Le président de la Mutualité française Étienne Caniard a réaffirmé le 6 janvier sur France Info son soutien à la généralisation du tiers payant d'ici à 2017, assurant que le système serait aussi simple pour les médecins que l'utilisation de la « carte bleue » chez les commerçants.

« Pourquoi ce qui fonctionne pour l'ensemble des achats chez tous les commerçants, avec des centaines d'établissements bancaires, ne fonctionnerait pas pour la santé ? », s'est interrogé Étienne Caniard. Pour le président de la Mutualité française, (qui réunit la quasi-totalité des mutuelles), la simplicité du dispositif sera garantie d'ici à son entrée en vigueur « dans deux ans ». Le temps de mettre « en place un certain nombre de systèmes, qui permettront la consultation en ligne de tous les droits des complémentaires des Français à partir du logiciel du médecin », a-t-il expliqué.

Les risques d'absence de paiement supportés par les complémentaires ?

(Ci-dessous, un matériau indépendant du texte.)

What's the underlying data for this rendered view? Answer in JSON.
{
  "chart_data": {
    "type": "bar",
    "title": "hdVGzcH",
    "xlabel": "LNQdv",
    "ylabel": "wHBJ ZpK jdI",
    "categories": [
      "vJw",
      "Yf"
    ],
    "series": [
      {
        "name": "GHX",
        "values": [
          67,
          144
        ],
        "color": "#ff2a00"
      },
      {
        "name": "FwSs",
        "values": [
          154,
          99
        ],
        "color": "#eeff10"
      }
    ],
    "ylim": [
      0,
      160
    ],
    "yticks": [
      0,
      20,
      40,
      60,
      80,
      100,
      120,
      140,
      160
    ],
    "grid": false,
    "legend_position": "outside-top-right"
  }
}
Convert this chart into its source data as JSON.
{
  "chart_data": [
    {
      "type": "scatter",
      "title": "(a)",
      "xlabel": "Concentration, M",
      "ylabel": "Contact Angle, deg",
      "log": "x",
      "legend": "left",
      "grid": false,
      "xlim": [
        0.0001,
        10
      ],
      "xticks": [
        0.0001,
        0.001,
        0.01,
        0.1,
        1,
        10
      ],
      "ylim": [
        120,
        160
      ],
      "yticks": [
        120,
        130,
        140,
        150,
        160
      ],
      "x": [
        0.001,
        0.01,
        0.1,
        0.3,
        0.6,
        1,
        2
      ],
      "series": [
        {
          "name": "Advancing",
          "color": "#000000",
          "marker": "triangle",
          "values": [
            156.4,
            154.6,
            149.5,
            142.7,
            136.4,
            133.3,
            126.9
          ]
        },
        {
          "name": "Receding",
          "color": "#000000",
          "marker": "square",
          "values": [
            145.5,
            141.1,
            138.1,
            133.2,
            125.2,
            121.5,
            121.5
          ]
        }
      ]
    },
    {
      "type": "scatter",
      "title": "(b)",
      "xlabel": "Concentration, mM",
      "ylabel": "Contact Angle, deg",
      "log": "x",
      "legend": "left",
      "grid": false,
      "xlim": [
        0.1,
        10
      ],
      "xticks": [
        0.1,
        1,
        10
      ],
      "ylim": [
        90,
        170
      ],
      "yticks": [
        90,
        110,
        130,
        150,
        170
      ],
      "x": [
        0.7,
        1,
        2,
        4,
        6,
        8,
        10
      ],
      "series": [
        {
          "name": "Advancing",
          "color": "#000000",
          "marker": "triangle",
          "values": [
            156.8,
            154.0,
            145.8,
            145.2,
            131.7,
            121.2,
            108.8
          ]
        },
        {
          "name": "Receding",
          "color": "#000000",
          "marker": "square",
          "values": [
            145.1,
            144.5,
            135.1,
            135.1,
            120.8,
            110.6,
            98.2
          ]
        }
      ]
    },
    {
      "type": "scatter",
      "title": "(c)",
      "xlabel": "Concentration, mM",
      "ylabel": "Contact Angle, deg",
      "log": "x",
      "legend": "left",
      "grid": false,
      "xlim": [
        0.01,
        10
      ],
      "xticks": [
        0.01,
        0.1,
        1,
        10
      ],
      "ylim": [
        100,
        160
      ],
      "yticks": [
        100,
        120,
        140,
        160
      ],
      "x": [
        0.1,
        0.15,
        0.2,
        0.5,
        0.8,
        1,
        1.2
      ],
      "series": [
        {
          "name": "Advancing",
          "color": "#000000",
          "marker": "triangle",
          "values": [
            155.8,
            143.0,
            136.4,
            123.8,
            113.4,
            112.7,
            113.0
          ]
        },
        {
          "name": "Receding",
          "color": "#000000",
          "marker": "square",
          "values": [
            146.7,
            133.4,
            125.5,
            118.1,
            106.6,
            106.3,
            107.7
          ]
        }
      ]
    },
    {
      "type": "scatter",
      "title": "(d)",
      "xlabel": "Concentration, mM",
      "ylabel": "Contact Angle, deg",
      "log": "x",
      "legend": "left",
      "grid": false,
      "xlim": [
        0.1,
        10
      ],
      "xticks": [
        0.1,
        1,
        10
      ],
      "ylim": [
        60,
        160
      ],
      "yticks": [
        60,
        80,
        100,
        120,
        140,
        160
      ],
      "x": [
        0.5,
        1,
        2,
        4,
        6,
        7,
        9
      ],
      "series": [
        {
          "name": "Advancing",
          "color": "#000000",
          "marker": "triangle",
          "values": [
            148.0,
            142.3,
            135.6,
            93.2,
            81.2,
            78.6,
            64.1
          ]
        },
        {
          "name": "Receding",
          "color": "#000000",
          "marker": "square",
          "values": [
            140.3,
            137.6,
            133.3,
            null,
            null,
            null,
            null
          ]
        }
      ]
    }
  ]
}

« Dit autrement, le médecin introduira la carte (...) Vitale dans son lecteur, comme vous le faites chez un commerçant pour payer avec une carte bleue, sans vous interroger sur le nombre d'établissements bancaires », a expliqué le patron de la Mutualité. « Cela déclenchera le paiement, dès l'instant que les droits sont ouverts et vérifiés. Les risques d'absence de paiement, de changements de complémentaires » seront supportés « par les complémentaires », a-t-il ajouté.

Étienne Caniard a tenu ces propos quelques heures après que le syndicat MG-France a rappelé qu'il était prêt à un compromis sur le tiers payant si l'idée d'un interlocuteur unique pour les remboursements, comme l'Assurance-maladie, était retenue.

Interrogé sur ce point, Etienne Caniard a botté en touche, soulignant simplement la nécessité des mutuelles, dans le cas où le tiers payant s'appliquerait aussi « à des dépassements d'honoraires négociés, acceptés, raisonnables »« Il faudra bien que les mutuelles payent ces dépassements d'honoraires. Donc cela ne passera pas par la CNAM », a-t-il estimé.